第4話 声の怪異『オイデサン』

「あなたがオイデサン…!?」

「えっ、意外と可愛い」

両者共々いろいろな意見がでたが、オイデサンは、情報によると、しがれた老人の声らしいので、老人だと思っていたが、案外そうでもないらしい。

『あはっ。ニンゲン、今回はいっぱいイるね!』

魔女のような甲高い声が響く。

「…自然よ!能力、発動!!」


___自然 〔我が使う力は、そなたの力〕


地が悲鳴を上げる。

地面が、地震とは違う揺れ方をする。

術者であるギャル美でさえも少し揺れ、それ以外の、

地も、人も、学校も、建物も、すべてをも揺らし、足元を奪う。

そして、オイデサンさえもを揺らす。

『……』

オイデサンはじっとりと地を、目に穴があくほど凝視する。

、だ。

それに気づいたギャル美は、こくりと息をのむ。

「ギャル美さん!下がってください!」


___大河 〔消えない星の流れ〕


ごうっ、と。

濁流のごとく星の波が押し寄せてくる。

そんな例えがピタリとはまるように、オイデサンを波が囲む。

……これは攻撃ではない。

なぜなら、この技は、足止めしか出来ないからだ。

誰かを待っている。

「ごめーん、遅くなった~。
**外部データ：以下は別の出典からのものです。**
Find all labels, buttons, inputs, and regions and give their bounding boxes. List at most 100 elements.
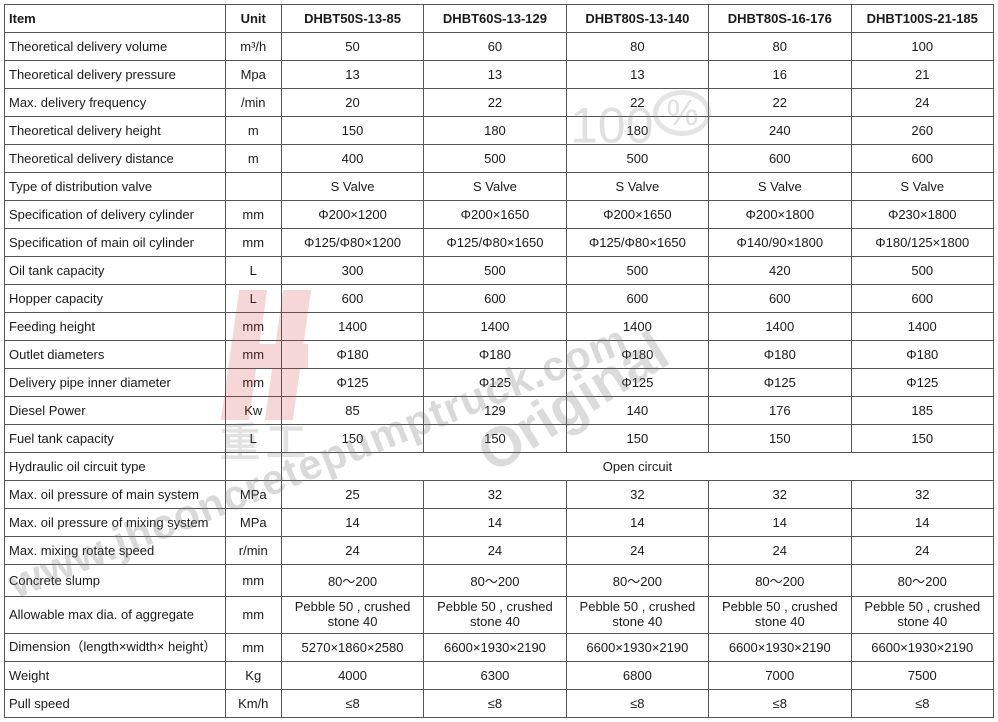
cell-unit: Mpa [225,61,281,89]
cell-item: Allowable max dia. of aggregate [5,597,226,634]
cell-value: Φ125 [424,369,566,397]
cell-value: Φ230×1800 [851,201,994,229]
cell-value: 500 [424,145,566,173]
cell-value: S Valve [851,173,994,201]
table-row: Type of distribution valveS ValveS Valve… [5,173,994,201]
cell-value: 80～200 [851,565,994,597]
cell-value: 80 [566,33,708,61]
cell-unit: MPa [225,509,281,537]
table-row: Max. oil pressure of mixing systemMPa141… [5,509,994,537]
cell-value: Pebble 50 , crushed stone 40 [424,597,566,634]
spec-table: Item Unit DHBT50S-13-85 DHBT60S-13-129 D… [4,4,994,718]
header-unit: Unit [225,5,281,33]
cell-item: Feeding height [5,313,226,341]
cell-value: 1400 [566,313,708,341]
table-row: Hopper capacityL600600600600600 [5,285,994,313]
table-header-row: Item Unit DHBT50S-13-85 DHBT60S-13-129 D… [5,5,994,33]
header-model-4: DHBT100S-21-185 [851,5,994,33]
cell-value: 600 [424,285,566,313]
cell-value: 176 [709,397,851,425]
cell-value: Pebble 50 , crushed stone 40 [709,597,851,634]
table-row: Max. delivery frequency/min2022222224 [5,89,994,117]
cell-value: 80～200 [424,565,566,597]
cell-unit: mm [225,229,281,257]
cell-value: Φ200×1650 [566,201,708,229]
cell-value: 100 [851,33,994,61]
cell-value: 60 [424,33,566,61]
cell-item: Theoretical delivery height [5,117,226,145]
cell-value: Φ125/Φ80×1650 [566,229,708,257]
cell-value: Φ125 [281,369,423,397]
cell-value: 6600×1930×2190 [424,633,566,661]
cell-value: 24 [851,89,994,117]
cell-value: 500 [566,257,708,285]
cell-value: 260 [851,117,994,145]
table-row: Pull speedKm/h≤8≤8≤8≤8≤8 [5,689,994,717]
cell-unit: L [225,425,281,453]
cell-value: 24 [424,537,566,565]
cell-item: Outlet diameters [5,341,226,369]
table-row: Feeding heightmm14001400140014001400 [5,313,994,341]
cell-value: 22 [566,89,708,117]
cell-value: Φ200×1650 [424,201,566,229]
cell-value: ≤8 [424,689,566,717]
cell-unit: MPa [225,481,281,509]
cell-item: Dimension（length×width× height） [5,633,226,661]
cell-value: 300 [281,257,423,285]
table-row: Outlet diametersmmΦ180Φ180Φ180Φ180Φ180 [5,341,994,369]
table-row: Diesel PowerKw85129140176185 [5,397,994,425]
table-row: Dimension（length×width× height）mm5270×18… [5,633,994,661]
cell-value: Φ180 [566,341,708,369]
cell-item: Theoretical delivery pressure [5,61,226,89]
cell-value: 6600×1930×2190 [566,633,708,661]
cell-value: 400 [281,145,423,173]
header-item: Item [5,5,226,33]
cell-value: ≤8 [566,689,708,717]
cell-item: Max. oil pressure of main system [5,481,226,509]
cell-value: 6600×1930×2190 [851,633,994,661]
cell-value: 1400 [281,313,423,341]
cell-item: Type of distribution valve [5,173,226,201]
table-row: Theoretical delivery volumem³/h506080801… [5,33,994,61]
cell-value: 22 [709,89,851,117]
cell-value: 85 [281,397,423,425]
cell-value: ≤8 [851,689,994,717]
cell-value: 180 [424,117,566,145]
cell-item: Theoretical delivery distance [5,145,226,173]
cell-item: Max. oil pressure of mixing system [5,509,226,537]
cell-unit: mm [225,633,281,661]
cell-item: Max. delivery frequency [5,89,226,117]
cell-item: Specification of delivery cylinder [5,201,226,229]
cell-value: ≤8 [709,689,851,717]
cell-value: 6300 [424,661,566,689]
cell-item: Theoretical delivery volume [5,33,226,61]
cell-value: 150 [851,425,994,453]
cell-unit: mm [225,313,281,341]
cell-value: 14 [851,509,994,537]
cell-value: 600 [709,145,851,173]
cell-item: Specification of main oil cylinder [5,229,226,257]
cell-value: ≤8 [281,689,423,717]
header-model-2: DHBT80S-13-140 [566,5,708,33]
cell-item: Concrete slump [5,565,226,597]
cell-item: Hopper capacity [5,285,226,313]
table-row: Max. oil pressure of main systemMPa25323… [5,481,994,509]
cell-value: 150 [281,117,423,145]
cell-value: 32 [851,481,994,509]
table-row: Theoretical delivery distancem4005005006… [5,145,994,173]
cell-unit: /min [225,89,281,117]
cell-unit [225,453,281,481]
cell-value: Pebble 50 , crushed stone 40 [566,597,708,634]
cell-item: Hydraulic oil circuit type [5,453,226,481]
cell-value: Φ125/Φ80×1650 [424,229,566,257]
cell-value: 6600×1930×2190 [709,633,851,661]
cell-value: Φ180 [709,341,851,369]
cell-value: Φ180 [424,341,566,369]
cell-value: Φ200×1200 [281,201,423,229]
cell-item: Weight [5,661,226,689]
cell-value: 14 [281,509,423,537]
cell-value: Φ125 [851,369,994,397]
cell-value: 20 [281,89,423,117]
table-row: Concrete slumpmm80～20080～20080～20080～200… [5,565,994,597]
cell-value: 6800 [566,661,708,689]
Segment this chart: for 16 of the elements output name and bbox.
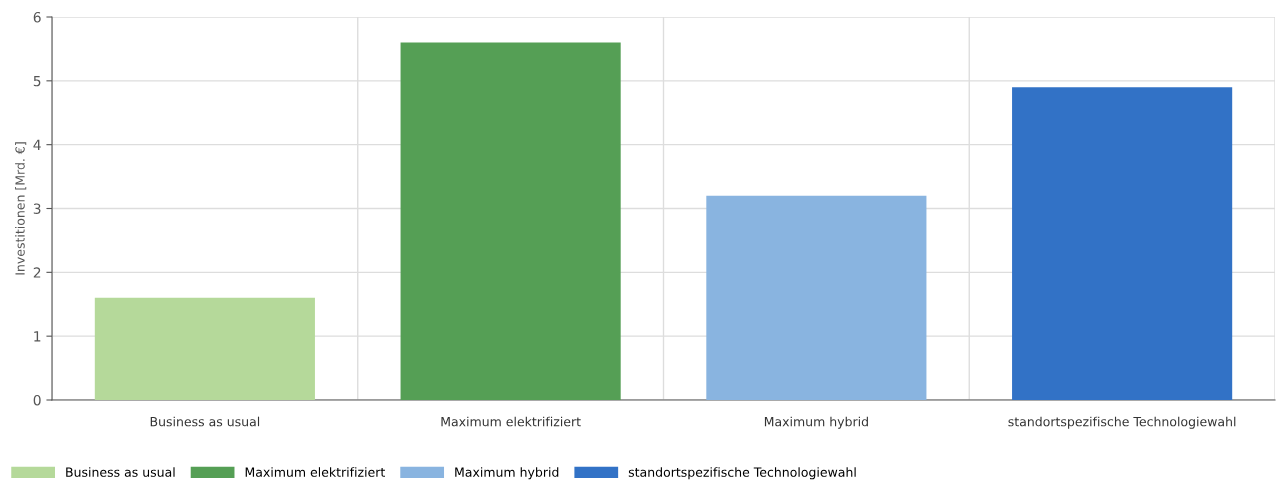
x-tick-label: standortspezifische Technologiewahl — [1008, 416, 1236, 429]
legend-label: Maximum elektrifiziert — [245, 467, 385, 477]
y-tick-label: 2 — [33, 267, 41, 278]
legend-label: Business as usual — [66, 467, 175, 477]
y-tick-label: 6 — [33, 11, 41, 23]
legend-label: standortspezifische Technologiewahl — [628, 467, 856, 480]
y-axis-title: Investitionen [Mrd. €] — [15, 142, 27, 275]
y-tick-label: 4 — [33, 139, 41, 150]
y-tick-label: 3 — [33, 203, 41, 214]
y-tick-label: 0 — [33, 394, 41, 406]
y-tick-label: 5 — [33, 75, 41, 87]
legend-label: Maximum hybrid — [455, 467, 559, 480]
x-tick-label: Maximum elektrifiziert — [441, 416, 581, 427]
y-tick-label: 1 — [34, 331, 41, 342]
x-tick-label: Maximum hybrid — [764, 416, 868, 429]
x-tick-label: Business as usual — [150, 416, 260, 427]
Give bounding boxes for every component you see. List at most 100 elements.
るーちゃんが寝坊しちゃったから~」

白銀のサラサラとした髪が鼻もとに当たる。

留浦るうら!何してたんだ?!おそすぎんだろうが!」

「るーちゃん、悪くないもん…。別に、仕事すればいいんだもーん。」


___魂  〔雪解け水の氷魂〕


…すごい。

そうとしか考えられないような素早さでオイデサンの足下まで駆けていく。

降ってくる氷柱をすべてよけながら、走っていく様は、ある絵画のように美しい。

目の前が全て薄紫と薄い青を混ぜたような色の霧に覆われ、一瞬、目を閉じる。